US BTC Miners Will Dominate Global Market


  • The Bernstein Research states that US miners have easier access to capital.
  • The report states that US BTC miners will dominate the crypto-mining market.
  • It also declared that combining Bitcoin mining with AI data centers is challenging.

The Bitcoin miners based in the U.S. are well-positioned compared to unlisted miners. U.S.-based BTC miners have more funding sources than private companies or firms that trade in other markets. According to the latest Bernstein research note published on Monday, this is a new finding.

It is thus a natural advantage to raise debt/equity in the world’s deepest capital markets, the U.S crypto miners, especially those in a capital-intensive industry, set to consolidate the market, the analysts, led by Gautam Chhugani, penned down.

Each point of the argument is realized in the case of fundraising, as evidenced by last week’s incident. For instance, Marathon Digital said it intended to do a private placement that would enable it to buy bitcoins as a treasury. 

Riot Platforms also established the availability of 57,150k common stocks through underwriters to fund its $750 million.

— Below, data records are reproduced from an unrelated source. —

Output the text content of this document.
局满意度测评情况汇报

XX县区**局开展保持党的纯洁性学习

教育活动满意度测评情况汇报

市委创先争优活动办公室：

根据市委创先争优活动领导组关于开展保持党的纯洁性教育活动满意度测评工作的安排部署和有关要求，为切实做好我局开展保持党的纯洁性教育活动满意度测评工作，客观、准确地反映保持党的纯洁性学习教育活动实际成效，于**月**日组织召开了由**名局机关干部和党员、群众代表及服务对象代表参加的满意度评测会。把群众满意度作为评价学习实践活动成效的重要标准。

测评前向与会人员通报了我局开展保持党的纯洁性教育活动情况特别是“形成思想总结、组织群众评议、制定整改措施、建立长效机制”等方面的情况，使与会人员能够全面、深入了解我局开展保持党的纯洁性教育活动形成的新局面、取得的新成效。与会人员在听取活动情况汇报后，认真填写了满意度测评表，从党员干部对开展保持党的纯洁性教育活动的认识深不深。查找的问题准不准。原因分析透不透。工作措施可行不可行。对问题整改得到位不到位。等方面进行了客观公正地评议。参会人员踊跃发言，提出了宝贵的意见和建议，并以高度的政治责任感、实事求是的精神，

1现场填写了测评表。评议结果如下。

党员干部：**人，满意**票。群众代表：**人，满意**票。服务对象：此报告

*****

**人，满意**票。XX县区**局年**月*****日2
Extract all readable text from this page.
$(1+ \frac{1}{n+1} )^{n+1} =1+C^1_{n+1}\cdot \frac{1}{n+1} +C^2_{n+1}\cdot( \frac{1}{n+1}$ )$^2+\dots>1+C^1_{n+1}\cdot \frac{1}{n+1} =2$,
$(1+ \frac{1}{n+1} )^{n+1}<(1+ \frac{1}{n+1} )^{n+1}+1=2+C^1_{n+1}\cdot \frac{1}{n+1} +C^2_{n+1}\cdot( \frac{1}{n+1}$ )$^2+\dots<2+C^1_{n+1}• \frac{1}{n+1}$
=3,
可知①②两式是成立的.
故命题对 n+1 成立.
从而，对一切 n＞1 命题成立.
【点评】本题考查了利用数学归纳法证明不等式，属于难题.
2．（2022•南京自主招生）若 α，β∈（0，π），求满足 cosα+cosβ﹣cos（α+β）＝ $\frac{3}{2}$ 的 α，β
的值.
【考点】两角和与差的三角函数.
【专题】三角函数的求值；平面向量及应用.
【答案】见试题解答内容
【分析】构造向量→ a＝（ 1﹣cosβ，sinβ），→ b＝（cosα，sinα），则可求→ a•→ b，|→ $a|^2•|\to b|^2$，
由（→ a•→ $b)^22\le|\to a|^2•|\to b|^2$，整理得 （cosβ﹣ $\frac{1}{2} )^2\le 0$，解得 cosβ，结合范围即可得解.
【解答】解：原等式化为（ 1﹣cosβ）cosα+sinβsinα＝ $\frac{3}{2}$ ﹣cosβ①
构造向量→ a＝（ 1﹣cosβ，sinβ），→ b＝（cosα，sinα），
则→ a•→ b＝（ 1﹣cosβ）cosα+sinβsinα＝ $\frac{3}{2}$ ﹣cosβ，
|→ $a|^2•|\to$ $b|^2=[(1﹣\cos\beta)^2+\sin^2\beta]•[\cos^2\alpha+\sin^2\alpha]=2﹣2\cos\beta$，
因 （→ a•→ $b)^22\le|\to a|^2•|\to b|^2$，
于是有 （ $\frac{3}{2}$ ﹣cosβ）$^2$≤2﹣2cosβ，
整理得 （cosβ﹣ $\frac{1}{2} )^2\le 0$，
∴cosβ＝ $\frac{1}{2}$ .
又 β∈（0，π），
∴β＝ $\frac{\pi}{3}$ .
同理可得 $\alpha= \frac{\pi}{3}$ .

With a similar purpose, Core Scientific (CORZ) and Bitdeer (BTDR) announced their intentions of offering convertible debt.

New Findings From Bernstein Research

Bernstein Research pointed out that it squares with the long thesis of publicly listed US bitcoin miners as consolidators in the space. 

Conversing with his audience, the broker then questioned if he was right in arguing that they can subdivide the mining industry into companies involved in BTC mining and those planning to move to AI data centers. 

According to the report, they are both realistic possibilities, and the idea that recurs here is acquisition because size matters. 

Yet, in terms of power requirements, they associate with power demand and may have high-density power requirements; mining for bitcoins and artificial intelligence data centers are vastly different, according to the report. 

According to Bernstein’s research, the leading miners should look at the share of the bitcoin mining market and the rise of the hashrate while avoiding the sale of mined bitcoins at a loss. 

The report disclosed that Bernstein Research affirmed its bullish stance on BTC and said it expects it to record highs of $200,000 in 2025 due to higher institutional adoption and ETF adoption.

Our Take on the Bernstein Research

The Bernstein research note points out that currently publicly held U.S.-based Bitcoin miners have an important competitive edge over private and/or those listed in other markets. 

They are able to link up with deeper capital markets in the U. S, for they can easily float their organic papers through debt or otherwise. This access to capital is, however, quite significant in the capital-intensive Bitcoin mining industry, placing these companies in an advantageous place to capture this market.

Some companies such as Marathon Digital, Riot Platforms, Core Scientific, and Bitdeer already align with this thinking as these firms are increasing their cash war chests in order to fund their expansion. Bernstein’s research report states that publicly listed U. S. Bitcoin miners will form part of the industry’s consolidation, and the report hints at this trend.

Furthermore, the report reveals that some firms may be moving towards integrating AI and data center industries, but these two industries have different power consumptions and other constraints.

Yet, he maintains that because of institutional use and ETFs, the price of Bitcoin by 2025 will be around $200k. Promising as such a view might be, it upholds the forecast of how miners based in the U. S would be in a position to claim a large share of the global market and access to funds.